In Register Guard, the Board upheld an employer’s policy that prohibited the use of company e-mail for “non-job-related solicitations.” In doing so, the Board acknowledged that an employer could distinguish between uses such as allowing charitable solicitations but not non-charitable email solicitations that might adversely affect employees’ NLRA Section 7 rights, provided that these policies did not discriminate along Section 7 or union-related lines.

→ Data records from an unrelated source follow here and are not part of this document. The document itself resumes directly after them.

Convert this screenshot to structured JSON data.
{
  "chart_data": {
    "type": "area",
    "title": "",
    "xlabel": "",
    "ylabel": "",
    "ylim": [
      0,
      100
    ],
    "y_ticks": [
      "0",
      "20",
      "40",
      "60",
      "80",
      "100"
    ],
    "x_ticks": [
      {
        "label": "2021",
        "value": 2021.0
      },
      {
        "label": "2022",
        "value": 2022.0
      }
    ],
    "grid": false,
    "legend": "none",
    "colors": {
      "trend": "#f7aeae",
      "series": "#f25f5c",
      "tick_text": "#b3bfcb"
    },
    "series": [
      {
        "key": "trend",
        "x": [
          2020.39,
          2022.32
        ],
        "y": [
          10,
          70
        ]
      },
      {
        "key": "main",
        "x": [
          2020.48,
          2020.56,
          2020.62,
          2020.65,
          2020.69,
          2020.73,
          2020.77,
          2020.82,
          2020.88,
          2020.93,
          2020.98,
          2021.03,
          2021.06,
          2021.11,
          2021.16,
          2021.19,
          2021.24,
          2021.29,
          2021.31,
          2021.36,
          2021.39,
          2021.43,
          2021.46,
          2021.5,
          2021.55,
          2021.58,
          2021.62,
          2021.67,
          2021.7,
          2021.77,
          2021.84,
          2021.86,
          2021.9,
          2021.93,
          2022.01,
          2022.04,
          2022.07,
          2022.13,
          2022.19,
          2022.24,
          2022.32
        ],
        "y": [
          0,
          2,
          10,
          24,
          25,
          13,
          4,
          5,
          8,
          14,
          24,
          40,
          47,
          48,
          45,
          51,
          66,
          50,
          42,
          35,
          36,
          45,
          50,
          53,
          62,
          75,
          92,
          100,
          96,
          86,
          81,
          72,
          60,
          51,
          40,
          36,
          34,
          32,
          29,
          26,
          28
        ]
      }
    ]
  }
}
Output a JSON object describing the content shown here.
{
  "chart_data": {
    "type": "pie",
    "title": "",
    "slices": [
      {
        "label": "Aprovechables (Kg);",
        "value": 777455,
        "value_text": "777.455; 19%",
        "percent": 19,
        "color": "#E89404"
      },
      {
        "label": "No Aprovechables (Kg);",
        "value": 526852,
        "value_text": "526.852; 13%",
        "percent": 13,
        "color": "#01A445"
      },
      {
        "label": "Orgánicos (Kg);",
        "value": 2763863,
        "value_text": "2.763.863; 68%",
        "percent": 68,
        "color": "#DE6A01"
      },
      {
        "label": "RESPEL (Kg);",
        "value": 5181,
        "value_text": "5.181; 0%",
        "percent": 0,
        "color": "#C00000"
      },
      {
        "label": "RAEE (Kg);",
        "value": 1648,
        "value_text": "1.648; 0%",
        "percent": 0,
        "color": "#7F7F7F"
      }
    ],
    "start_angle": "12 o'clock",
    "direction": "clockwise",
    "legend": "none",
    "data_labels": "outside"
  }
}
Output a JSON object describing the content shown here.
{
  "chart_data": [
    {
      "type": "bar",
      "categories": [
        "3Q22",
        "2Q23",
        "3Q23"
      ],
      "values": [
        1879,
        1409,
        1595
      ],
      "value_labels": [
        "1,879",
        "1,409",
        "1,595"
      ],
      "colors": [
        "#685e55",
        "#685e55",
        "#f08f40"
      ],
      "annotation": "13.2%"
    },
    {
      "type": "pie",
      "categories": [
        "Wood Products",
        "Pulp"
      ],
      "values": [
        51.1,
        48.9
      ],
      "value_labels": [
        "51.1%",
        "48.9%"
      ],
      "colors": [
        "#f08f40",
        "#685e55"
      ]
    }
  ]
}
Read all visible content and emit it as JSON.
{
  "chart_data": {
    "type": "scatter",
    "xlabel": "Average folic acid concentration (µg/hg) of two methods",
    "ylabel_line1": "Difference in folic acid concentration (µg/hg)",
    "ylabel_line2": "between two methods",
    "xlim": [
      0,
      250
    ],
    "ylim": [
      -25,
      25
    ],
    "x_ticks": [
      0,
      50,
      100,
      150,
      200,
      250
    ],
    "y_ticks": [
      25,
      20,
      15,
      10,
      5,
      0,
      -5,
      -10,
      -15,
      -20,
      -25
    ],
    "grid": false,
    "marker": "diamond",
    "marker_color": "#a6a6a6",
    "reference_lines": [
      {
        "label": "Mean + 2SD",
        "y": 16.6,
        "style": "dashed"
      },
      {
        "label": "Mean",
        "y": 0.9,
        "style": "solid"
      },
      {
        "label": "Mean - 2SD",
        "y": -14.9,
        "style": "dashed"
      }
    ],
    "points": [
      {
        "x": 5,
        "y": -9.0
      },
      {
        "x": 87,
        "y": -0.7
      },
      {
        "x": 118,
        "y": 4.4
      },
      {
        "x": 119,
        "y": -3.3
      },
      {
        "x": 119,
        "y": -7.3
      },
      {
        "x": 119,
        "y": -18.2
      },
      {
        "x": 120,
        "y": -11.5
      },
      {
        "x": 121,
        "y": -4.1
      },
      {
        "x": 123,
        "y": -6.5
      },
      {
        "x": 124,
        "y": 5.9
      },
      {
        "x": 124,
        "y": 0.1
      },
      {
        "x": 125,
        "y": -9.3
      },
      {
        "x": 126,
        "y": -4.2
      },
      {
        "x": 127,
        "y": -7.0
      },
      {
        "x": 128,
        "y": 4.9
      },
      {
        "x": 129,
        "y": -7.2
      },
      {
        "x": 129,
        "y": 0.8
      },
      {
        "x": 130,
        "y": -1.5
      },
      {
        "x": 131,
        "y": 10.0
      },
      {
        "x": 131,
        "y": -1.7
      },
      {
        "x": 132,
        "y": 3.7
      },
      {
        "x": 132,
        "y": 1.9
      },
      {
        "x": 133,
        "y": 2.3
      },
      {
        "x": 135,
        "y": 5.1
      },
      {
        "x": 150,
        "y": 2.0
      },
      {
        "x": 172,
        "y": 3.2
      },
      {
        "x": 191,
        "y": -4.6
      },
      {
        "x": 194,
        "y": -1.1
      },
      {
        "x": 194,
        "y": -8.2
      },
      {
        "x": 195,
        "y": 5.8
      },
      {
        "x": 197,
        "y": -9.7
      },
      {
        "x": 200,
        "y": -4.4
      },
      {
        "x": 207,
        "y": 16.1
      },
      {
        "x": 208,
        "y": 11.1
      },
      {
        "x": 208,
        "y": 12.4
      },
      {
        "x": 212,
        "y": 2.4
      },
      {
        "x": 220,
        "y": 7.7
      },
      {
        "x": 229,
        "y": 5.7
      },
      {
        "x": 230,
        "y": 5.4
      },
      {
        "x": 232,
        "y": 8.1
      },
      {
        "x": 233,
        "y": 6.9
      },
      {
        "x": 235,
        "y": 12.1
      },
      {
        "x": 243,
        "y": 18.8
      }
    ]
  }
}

In Alpine Access, the Division of Advice is seeking to use this “virtual workplace” case to test the Register Guard decision. Alpine Access provides around-the-clock virtual call-center services through 4,000 “customer care professionals” in 40 states. The CCPs have no face-to-face interaction with each other because they commonly work from their own homes. An employee used the company e-mail and chat room in an effort to organize the CCPs. When the employee’s supervisor learned of his activity, the Department of Advice memo reports that the supervisor urged employees not to open the organizer’s emails and to notify the supervisor if they received communications from the employee.
The company, upon hearing of the supervisor’s directive, reversed that decision and informed employees that they could only engage in such communications when both were on down time. The employer also cut off access to the internal chat room due to alleged productivity lapses.
The Advice Memo concluded that the employees had a Section 7 right to use the employer’s electronic communications system even under Register Guard. Because the employees were widespread and could not engage in face-to-face discussions, they would have been deprived of their protected rights if they couldn’t use the employer’s e-mail system.